With Windows XP a somewhat different situation has arisen, and Microsoft extended support well beyond its life cycle due to the great popularity of this operating system years after the official update period ended, which demonstrated something clearly well known: if manufacturers wanted it, their products could last forever.
Those who continue to use these unsupported operating systems risk a cybercriminal taking advantage of some new system vulnerability to break into computers governed by such obsolete software.
The same story is told in Apple’s offices, which not only stops supporting their computers after a certain time, but also offers “upgrades” for their products that make them much slower, so that people are forced to buy a new device. In fact, Apple has recently been ordered to pay a multi-million dollar fine for this illegal practice of planned obsolescence.
Adding to Apple’s problem is the fact that it was recently discovered that Checkm8 is a perpetual exploit for various iPhone models such as the iPhone 4s which has long since been out of date and which breaches the security of those devices and consequently all the information they store, receive or transmit.
Another good example of protocols and standards that remain unprotected and without updates, is the first version of the SMB protocol for networking that was a real sieve for hackers, which generated real security disasters like WannaCry through the EternalBlue exploit.
The case of the old D-Link routers that are no longer updated
In the same case, a family of D-Link routers has recently been placed in which a critical vulnerability has been revealed that allows remote code execution and puts its users at risk. D-Link is no longer updating these routers because the official support cycle has ended, so this is a clear example of vulnerable hardware forever. And more and more cases are being added every day to the list.

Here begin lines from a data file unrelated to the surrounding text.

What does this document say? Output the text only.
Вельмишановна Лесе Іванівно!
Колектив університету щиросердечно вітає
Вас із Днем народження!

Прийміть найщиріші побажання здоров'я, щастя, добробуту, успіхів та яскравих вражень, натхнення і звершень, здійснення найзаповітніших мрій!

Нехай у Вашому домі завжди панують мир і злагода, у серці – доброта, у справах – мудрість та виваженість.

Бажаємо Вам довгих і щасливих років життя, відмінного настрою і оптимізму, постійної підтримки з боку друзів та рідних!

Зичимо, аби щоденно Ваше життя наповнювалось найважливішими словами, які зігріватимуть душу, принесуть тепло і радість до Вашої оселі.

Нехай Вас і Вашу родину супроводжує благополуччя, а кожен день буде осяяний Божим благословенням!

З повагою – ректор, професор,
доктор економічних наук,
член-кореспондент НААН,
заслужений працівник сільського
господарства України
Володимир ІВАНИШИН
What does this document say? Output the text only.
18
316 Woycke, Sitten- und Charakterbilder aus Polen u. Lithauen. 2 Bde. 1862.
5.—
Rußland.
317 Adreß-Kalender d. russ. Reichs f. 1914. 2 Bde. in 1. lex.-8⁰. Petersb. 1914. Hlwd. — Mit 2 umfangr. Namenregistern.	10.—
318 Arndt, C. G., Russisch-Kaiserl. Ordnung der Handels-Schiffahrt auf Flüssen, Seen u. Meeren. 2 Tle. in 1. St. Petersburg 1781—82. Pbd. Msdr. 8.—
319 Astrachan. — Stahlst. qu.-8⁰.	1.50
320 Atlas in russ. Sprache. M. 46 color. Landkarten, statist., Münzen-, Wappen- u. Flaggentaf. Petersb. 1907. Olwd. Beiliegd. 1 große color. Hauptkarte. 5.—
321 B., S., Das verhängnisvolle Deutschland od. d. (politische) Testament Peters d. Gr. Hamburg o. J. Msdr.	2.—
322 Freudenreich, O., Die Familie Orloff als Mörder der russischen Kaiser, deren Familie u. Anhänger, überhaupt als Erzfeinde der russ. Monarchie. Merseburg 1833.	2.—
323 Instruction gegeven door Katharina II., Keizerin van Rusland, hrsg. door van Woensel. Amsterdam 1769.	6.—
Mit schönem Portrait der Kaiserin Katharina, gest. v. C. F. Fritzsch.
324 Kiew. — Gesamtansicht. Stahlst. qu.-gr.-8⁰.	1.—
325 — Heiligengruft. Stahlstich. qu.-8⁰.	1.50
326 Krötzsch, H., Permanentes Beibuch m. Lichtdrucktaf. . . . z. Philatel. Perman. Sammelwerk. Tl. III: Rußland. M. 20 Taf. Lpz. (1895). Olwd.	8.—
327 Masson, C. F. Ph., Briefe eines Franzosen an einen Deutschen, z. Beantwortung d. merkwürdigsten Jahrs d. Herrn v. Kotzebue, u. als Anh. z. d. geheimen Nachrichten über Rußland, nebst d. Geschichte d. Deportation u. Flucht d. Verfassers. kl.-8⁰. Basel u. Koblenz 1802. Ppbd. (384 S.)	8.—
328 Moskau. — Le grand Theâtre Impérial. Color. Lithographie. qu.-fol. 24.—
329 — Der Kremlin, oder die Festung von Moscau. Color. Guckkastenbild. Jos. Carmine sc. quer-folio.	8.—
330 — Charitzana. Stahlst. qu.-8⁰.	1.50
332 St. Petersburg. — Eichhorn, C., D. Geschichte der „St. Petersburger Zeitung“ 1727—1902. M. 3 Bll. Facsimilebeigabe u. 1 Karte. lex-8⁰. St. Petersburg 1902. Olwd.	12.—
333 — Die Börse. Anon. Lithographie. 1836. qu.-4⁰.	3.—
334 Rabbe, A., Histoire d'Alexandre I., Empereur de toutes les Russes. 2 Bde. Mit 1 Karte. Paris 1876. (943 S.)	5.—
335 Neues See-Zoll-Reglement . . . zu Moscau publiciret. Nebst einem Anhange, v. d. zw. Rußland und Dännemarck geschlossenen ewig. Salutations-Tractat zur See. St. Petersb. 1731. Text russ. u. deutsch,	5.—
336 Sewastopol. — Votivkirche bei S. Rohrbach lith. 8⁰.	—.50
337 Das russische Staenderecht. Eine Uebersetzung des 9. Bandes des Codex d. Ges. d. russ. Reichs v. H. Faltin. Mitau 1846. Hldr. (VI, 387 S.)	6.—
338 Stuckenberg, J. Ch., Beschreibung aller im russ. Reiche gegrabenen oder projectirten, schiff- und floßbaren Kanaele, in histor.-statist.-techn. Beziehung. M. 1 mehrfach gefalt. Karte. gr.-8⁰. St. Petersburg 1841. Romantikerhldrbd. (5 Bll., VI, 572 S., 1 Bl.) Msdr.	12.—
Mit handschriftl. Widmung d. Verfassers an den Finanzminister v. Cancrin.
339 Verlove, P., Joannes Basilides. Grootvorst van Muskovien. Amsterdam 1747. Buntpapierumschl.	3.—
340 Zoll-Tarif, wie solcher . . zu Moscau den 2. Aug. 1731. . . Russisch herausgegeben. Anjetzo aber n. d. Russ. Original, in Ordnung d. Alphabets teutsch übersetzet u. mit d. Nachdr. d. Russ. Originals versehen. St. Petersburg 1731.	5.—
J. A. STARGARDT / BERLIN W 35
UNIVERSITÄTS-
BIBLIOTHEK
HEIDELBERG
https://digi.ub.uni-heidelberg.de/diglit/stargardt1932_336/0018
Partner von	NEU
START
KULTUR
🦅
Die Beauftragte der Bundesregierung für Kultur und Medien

The Fortinet firm and its FortiGuard Labs division recently indicated that several of D-Link’s older routers are affected by a vulnerability (CVE-2019-16920) discovered in September 2019. The affected models are the DIR-655, DIR-866L, DIR-652, and DHP-1565 families.
After discovering the problem and communicating it to D-Link, the firm indicated that these products have already exceeded their useful life cycle (they are in the End Of life phase), and therefore no patches will be offered to correct the problem.
The D-Link DIR-655 is a product with several editions that were launched between 2006 and 2013, and as indicated by their own manufacturers, are old and discontinued models that are out of the support period, and this is something that affects very old routers, more than ten years of manufacture.
This poses a problem for users, but it is only the latest example of a situation which, as we say, is global and serves as a lesson for both the manufacturers and the users who buy these products, and that lesson is the lesson of life itself: everything has a beginning and an end.
In some cases the manufacturer may release security updates for these discontinued products, but there are many more occasions when these products have a vulnerability that is never patched and puts their users at risk.
Experts recommend taking the end of life cycles of electronic products very seriously, to replace them in their hardware and software when necessary.
However, the only thing that is certain is that dealing with this side effect of planned obsolescence of electronic devices is very complicated in many scenarios.